IV11 VFD-Uhr

vom 11.03.2017

Nachdem ich im Online-Shop von Ulrich Radig diese schicken VFD-Röhren vom Typ IV-11 entdeckt habe, habe ich eine Uhr aus selbigen gebaut.

Zum Einsatz kommt ein ESP8266-Board vom Typ nodeMCU1.0 (ESP-12E, 4 MByte ROM) als Hauptprozessor und WLAN-Modul.

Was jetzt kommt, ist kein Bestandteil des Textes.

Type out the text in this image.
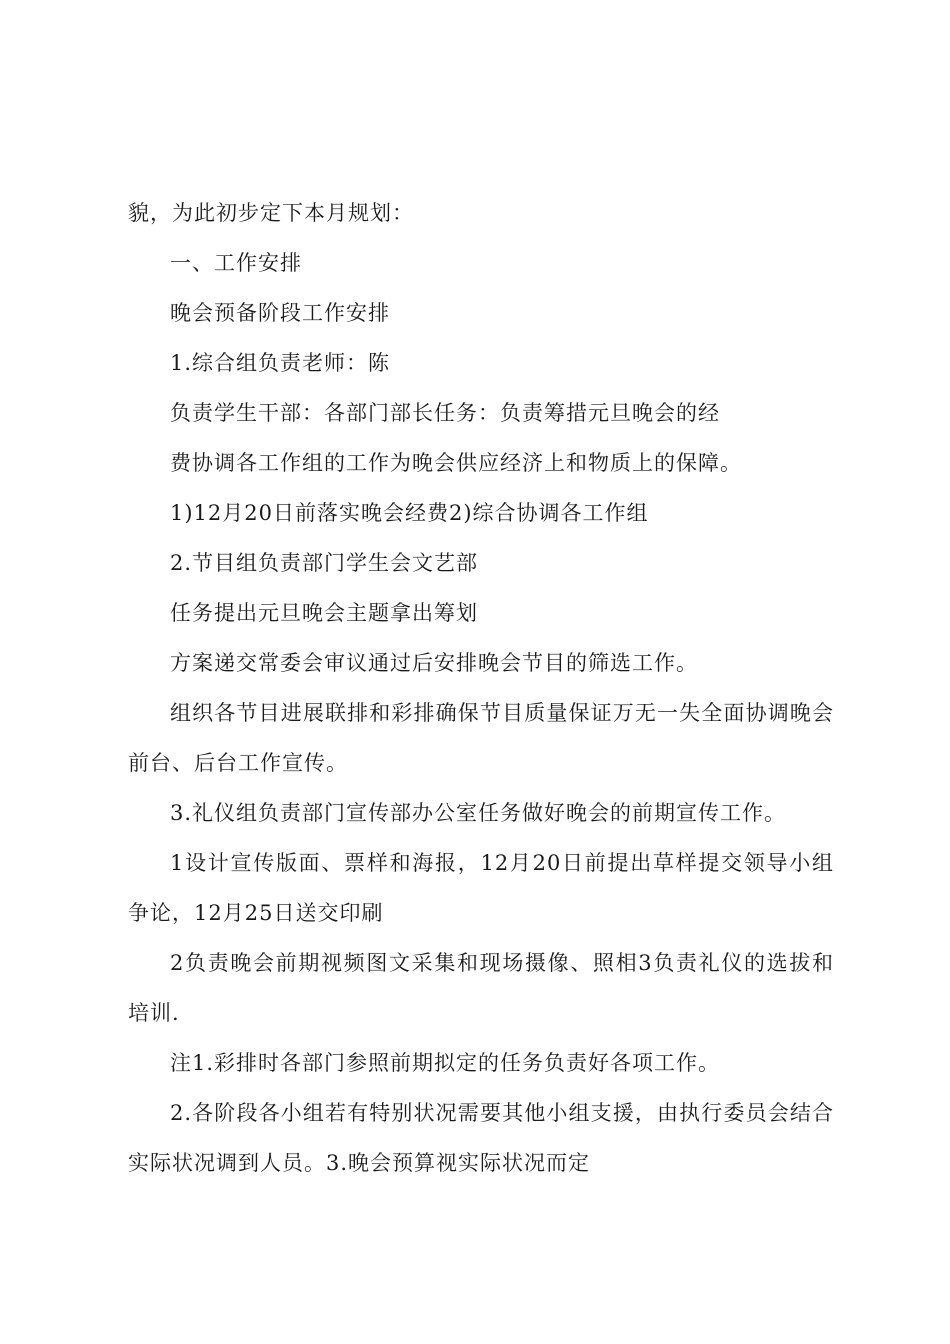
貌，为此初步定下本月规划：

一、工作安排

晚会预备阶段工作安排

1.综合组负责老师：陈

负责学生干部：各部门部长任务：负责筹措元旦晚会的经

费协调各工作组的工作为晚会供应经济上和物质上的保障。

1)12月20日前落实晚会经费2)综合协调各工作组

2.节目组负责部门学生会文艺部

任务提出元旦晚会主题拿出筹划

方案递交常委会审议通过后安排晚会节目的筛选工作。

组织各节目进展联排和彩排确保节目质量保证万无一失全面协调晚会前台、后台工作宣传。

3.礼仪组负责部门宣传部办公室任务做好晚会的前期宣传工作。

1设计宣传版面、票样和海报，12月20日前提出草样提交领导小组争论，12月25日送交印刷

2负责晚会前期视频图文采集和现场摄像、照相3负责礼仪的选拔和培训.

注1.彩排时各部门参照前期拟定的任务负责好各项工作。

2.各阶段各小组若有特别状况需要其他小组支援，由执行委员会结合实际状况调到人员。3.晚会预算视实际状况而定
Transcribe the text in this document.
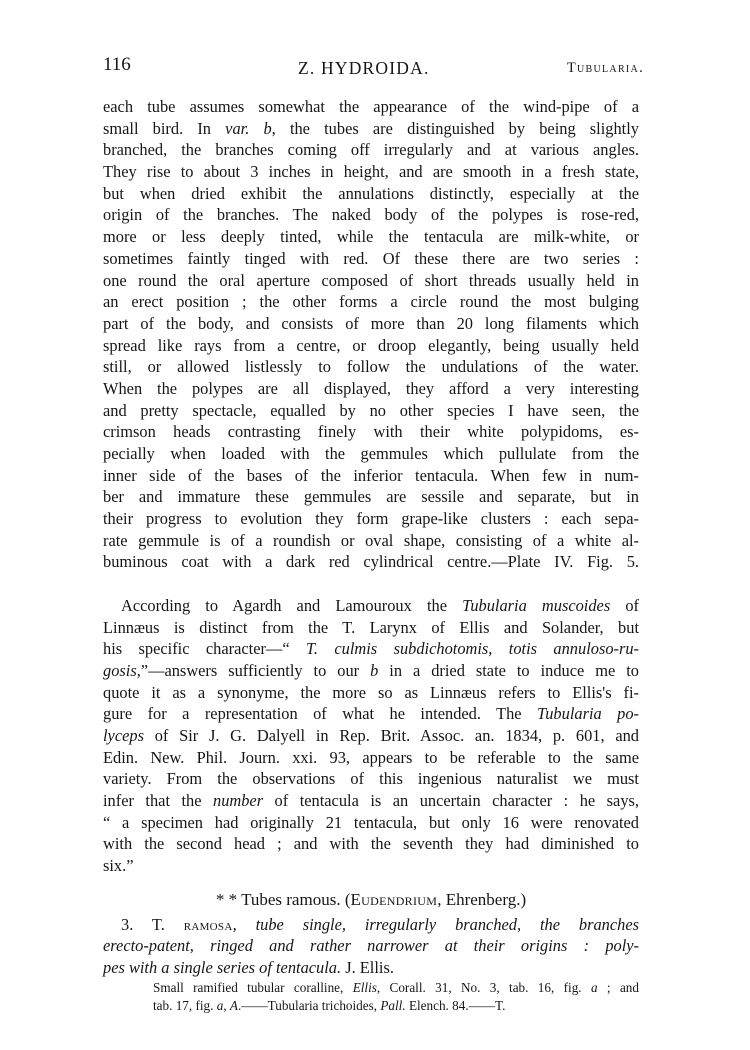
116	Z. HYDROIDA.	Tubularia.
each tube assumes somewhat the appearance of the wind-pipe of a
small bird. In var. b, the tubes are distinguished by being slightly
branched, the branches coming off irregularly and at various angles.
They rise to about 3 inches in height, and are smooth in a fresh state,
but when dried exhibit the annulations distinctly, especially at the
origin of the branches. The naked body of the polypes is rose-red,
more or less deeply tinted, while the tentacula are milk-white, or
sometimes faintly tinged with red. Of these there are two series :
one round the oral aperture composed of short threads usually held in
an erect position ; the other forms a circle round the most bulging
part of the body, and consists of more than 20 long filaments which
spread like rays from a centre, or droop elegantly, being usually held
still, or allowed listlessly to follow the undulations of the water.
When the polypes are all displayed, they afford a very interesting
and pretty spectacle, equalled by no other species I have seen, the
crimson heads contrasting finely with their white polypidoms, es-
pecially when loaded with the gemmules which pullulate from the
inner side of the bases of the inferior tentacula. When few in num-
ber and immature these gemmules are sessile and separate, but in
their progress to evolution they form grape-like clusters : each sepa-
rate gemmule is of a roundish or oval shape, consisting of a white al-
buminous coat with a dark red cylindrical centre.—Plate IV. Fig. 5.
According to Agardh and Lamouroux the Tubularia muscoides of
Linnæus is distinct from the T. Larynx of Ellis and Solander, but
his specific character—“ T. culmis subdichotomis, totis annuloso-ru-
gosis,”—answers sufficiently to our b in a dried state to induce me to
quote it as a synonyme, the more so as Linnæus refers to Ellis's fi-
gure for a representation of what he intended. The Tubularia po-
lyceps of Sir J. G. Dalyell in Rep. Brit. Assoc. an. 1834, p. 601, and
Edin. New. Phil. Journ. xxi. 93, appears to be referable to the same
variety. From the observations of this ingenious naturalist we must
infer that the number of tentacula is an uncertain character : he says,
“ a specimen had originally 21 tentacula, but only 16 were renovated
with the second head ; and with the seventh they had diminished to
six.”
* * Tubes ramous. (Eudendrium, Ehrenberg.)
3. T. ramosa, tube single, irregularly branched, the branches
erecto-patent, ringed and rather narrower at their origins : poly-
pes with a single series of tentacula. J. Ellis.
Small ramified tubular coralline, Ellis, Corall. 31, No. 3, tab. 16, fig. a ; and
tab. 17, fig. a, A.——Tubularia trichoides, Pall. Elench. 84.——T.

Zum Treiben der VFD-Röhren werkelt ein MAX6921 in dieser Uhr. Ein überaus praktischer Chip, mit 20 Push-Pull Ausgängen, welche der Chip auf eine beliebige Eingangsspannung (bis 76 Volt) hochziehen kann. Steuerbar via SPI, daher kann man mittels HW-Peripherals vom Mikrocontroller des Vertrauens sehr flott die Daten einspeisen. Das einzige Manko ist der Preis sowie die Verfügbarkeit dieser Chips.

Der ESP8266 wurde mit der Arduino-Toolchain programmiert. Damit werden mir unliebsame Aufgaben wie das NTP-Handling, Zeitzonen und DST-Umstellungen abgenommen. Lediglich der MAX6921-Treiber musste selbst entwickelt werden, da es zu meinem Erstaunen noch keine Bibliothek dafür gab.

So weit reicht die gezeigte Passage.